Século XXI, Iémen: num único hospital pediátrico morrem 12 crianças de fome por mês, 47 000 pessoas vivem com níveis "catastróficos" de insegurança alimentar - ou condições semelhantes à fome -, 16 milhões vivem em condições de segurança alimentar de "crise" ou "emergência". 

A UNICEF recolhe donativos, aqui

Onde está o grande destaque noticioso, diário, retumbante, necessário? 

Aqui, na CNN, a lembrança. 

Tal como na Síria, a banalidade do mal, consentida, geostratégica, lastro de um passado carregado de ódio e ganância, numa mistura mortal entre capitalismo selvagem, fanatismo religioso e indiferença da comunidade internacional. 

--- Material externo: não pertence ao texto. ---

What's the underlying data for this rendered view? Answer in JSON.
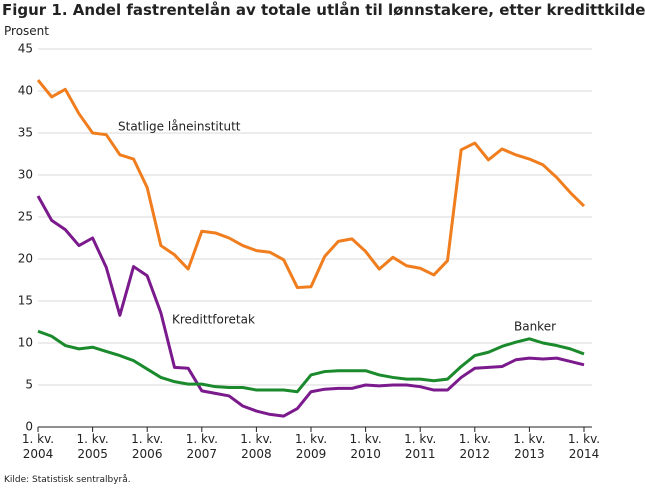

As vítimas: pessoas comuns, que apenas desejam aquilo que para muitos têm sido favas contadas, como água potável, alimentação, um teto, um sítio onde não se morra em fogo cruzado ou bombardeamentos, onde os cuidados médicos básicos sejam garantidos e não apenas uma miragem de um sítio bom para morrer, como tem acontecido às 12 crianças por mês que chegam tarde demais àquele hospital pediátrico, acabando por sucumbir à fome, apesar dos cuidados médicos, tão debilitados se encontram pela desnutrição.  Aliás, como acontecia com os presos libertados dos campos de concentração nazis, ainda vivos mas já mortos.  

Voltando ao início, por que razão problemas tão graves como este não são mais vezes notícia? A notícia que estimula e desperta a solidariedade?  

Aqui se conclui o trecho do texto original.